According to Garaczi, when deburring superalloys such as titanium or 13-8 stainless, the Flex-Hone has been very helpful. “Most of the 13-8 we machine is heat-treated, so it is subject to significant burrs. The hone is ideal for removing even the most stubborn burrs,” he said.

Garaczi pointed out that he is installing the flexible hones into CNC equipment to automate the process and reduce the time required to finish superalloys and stainless steels.

Despite the fact that these hones are abrasive tools, Garaczi said that a distinction must be made between “abrasives” used for aggressive material removal and abrasive finishing tools.

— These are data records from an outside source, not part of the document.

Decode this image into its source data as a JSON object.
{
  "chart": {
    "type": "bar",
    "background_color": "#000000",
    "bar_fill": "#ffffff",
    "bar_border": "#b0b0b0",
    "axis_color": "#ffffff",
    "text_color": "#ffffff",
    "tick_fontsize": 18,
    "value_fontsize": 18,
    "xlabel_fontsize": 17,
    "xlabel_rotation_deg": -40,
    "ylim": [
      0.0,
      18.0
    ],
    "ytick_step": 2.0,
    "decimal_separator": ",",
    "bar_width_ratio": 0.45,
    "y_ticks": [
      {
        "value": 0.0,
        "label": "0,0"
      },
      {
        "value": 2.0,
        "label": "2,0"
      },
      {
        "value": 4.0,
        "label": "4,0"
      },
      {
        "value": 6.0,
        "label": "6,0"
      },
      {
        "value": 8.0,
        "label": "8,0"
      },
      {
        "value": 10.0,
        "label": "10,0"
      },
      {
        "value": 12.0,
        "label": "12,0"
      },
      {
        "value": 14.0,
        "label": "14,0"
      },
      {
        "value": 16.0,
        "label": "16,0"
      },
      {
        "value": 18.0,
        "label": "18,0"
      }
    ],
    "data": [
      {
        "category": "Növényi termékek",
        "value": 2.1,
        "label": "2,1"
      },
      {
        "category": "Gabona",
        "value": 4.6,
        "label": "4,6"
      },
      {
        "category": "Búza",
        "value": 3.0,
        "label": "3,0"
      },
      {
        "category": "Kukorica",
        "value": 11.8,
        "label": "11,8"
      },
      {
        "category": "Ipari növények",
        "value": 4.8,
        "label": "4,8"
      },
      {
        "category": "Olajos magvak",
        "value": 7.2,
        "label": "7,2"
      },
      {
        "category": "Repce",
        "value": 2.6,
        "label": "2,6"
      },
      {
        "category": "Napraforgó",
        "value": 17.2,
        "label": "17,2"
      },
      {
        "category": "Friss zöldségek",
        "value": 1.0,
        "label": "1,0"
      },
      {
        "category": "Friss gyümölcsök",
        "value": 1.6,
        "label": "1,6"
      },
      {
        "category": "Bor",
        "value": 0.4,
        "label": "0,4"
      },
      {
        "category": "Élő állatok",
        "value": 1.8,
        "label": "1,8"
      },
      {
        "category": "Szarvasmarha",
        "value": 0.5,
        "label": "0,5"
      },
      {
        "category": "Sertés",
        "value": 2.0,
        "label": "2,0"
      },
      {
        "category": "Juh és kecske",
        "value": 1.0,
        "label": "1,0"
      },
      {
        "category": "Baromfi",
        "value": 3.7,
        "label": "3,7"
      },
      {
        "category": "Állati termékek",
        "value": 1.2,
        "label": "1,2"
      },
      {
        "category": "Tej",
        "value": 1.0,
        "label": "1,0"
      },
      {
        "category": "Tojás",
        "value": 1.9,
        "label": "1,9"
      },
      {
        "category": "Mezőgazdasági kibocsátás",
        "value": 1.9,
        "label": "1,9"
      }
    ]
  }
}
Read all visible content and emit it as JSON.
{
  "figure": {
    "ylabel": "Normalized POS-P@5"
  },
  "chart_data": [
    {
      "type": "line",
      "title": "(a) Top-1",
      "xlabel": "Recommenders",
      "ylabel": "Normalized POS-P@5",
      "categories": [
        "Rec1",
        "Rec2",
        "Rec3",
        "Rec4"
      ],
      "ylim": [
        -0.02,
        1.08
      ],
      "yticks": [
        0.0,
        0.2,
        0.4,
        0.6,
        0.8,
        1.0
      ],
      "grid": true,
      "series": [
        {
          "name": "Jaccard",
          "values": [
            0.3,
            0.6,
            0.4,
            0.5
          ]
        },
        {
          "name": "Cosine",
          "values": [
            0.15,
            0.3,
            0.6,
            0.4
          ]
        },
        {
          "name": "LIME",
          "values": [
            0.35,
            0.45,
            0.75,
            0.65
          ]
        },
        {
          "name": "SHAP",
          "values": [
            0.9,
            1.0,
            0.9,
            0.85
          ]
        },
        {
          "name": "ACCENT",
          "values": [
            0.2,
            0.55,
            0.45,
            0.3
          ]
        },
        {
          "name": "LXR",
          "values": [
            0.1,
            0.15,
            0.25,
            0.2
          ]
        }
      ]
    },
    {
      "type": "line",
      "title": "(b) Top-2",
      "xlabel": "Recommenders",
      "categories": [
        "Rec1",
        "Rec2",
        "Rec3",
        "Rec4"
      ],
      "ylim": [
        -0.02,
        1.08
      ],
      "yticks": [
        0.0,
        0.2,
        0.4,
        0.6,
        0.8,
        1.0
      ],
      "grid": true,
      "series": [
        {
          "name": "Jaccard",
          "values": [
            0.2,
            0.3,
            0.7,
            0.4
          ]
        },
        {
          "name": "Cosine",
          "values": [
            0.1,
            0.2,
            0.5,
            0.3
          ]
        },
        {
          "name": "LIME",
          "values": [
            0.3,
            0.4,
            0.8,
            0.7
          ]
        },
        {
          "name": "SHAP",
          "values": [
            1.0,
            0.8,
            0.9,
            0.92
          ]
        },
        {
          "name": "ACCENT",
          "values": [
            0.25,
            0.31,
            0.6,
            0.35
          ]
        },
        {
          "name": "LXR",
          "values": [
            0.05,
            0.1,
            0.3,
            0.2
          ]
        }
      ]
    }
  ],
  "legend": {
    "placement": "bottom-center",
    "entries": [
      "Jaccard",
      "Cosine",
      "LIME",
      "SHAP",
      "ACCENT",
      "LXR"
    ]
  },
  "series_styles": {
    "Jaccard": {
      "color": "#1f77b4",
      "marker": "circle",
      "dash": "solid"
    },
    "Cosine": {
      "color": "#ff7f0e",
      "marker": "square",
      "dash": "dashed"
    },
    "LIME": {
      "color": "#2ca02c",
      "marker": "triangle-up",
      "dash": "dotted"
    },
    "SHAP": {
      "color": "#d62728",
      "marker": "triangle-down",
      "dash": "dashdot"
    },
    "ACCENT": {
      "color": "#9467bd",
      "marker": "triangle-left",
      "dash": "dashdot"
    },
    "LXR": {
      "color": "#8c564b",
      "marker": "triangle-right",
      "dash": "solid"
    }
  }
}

Finishing tools release little to no abrasive grit during use, and the amount generated is comparable to the metal chips, grinding dust, and tool abrasion created during the primary machining process.

Even if minimal fine solids are produced, the filtration requirements for abrasive tools are not much different than for machining. Any particulate can be removed easily using inexpensive bag or cartridge filtration systems.

“When you use the Flex-Hone for deburring, all you are doing is removing the burr. It doesn’t create much dust,” according to Garaczi. “So, for me, any grit or dust released is zero concern. It is not like we are grinding inside the machine with powder everywhere – this is not the same at all.”

For emphasis, he added: “These are very expensive, very accurate machines. I wouldn’t do anything to jeopardize the accuracy or lifespan of the equipment.”

He said that when making purchasing decisions for tools, a choice often is determined on a project-by-project basis. However, if the tool can reduce cycle times versus its cost, the decision is an easy one.

“There are definitely scenarios where it would be good to be able to perform surface finishing of this type of material on CNCs,” said Garaczi. “It would really save a lot of time and extra processing cost.”

Using the Flex-Hone is even helping Delta Machine cope with the unexpected demands of operating during the Covid-19 pandemic, because it can assist in accommodating more automated work being done. This not only means less labor is necessary, but that any workers on the shop floor can maintain the social distancing regulations required of them. “I want to do everything on the CNC machines whenever I can, especially now,” Garaczi said.

To achieve this, Delta Machine outfits its tool carousels with various sizes of Flex-Hones. “For a part, we might use two to three different size hones, depending on the number of cross port intersections and different hole sizes,” said Garaczi. “However, it is really easy to put a Flex-Hone in a toolholder, give it a simple toolpath cycle, and let it run.”

In particular, automating cross-hole deburring a lot of offline work, he noted, since Delta Machine’s parts usually are complex designs with many intersecting holes.

“It is difficult for a person to repeat such work reliably, to the required standard of quality. Automating this with the CNC machine usually will produce more consistent results, while enabling greater social distancing among our staff on the production floor,” concluded Garaczi.

Del Williams is a technical writer in Torrance, California.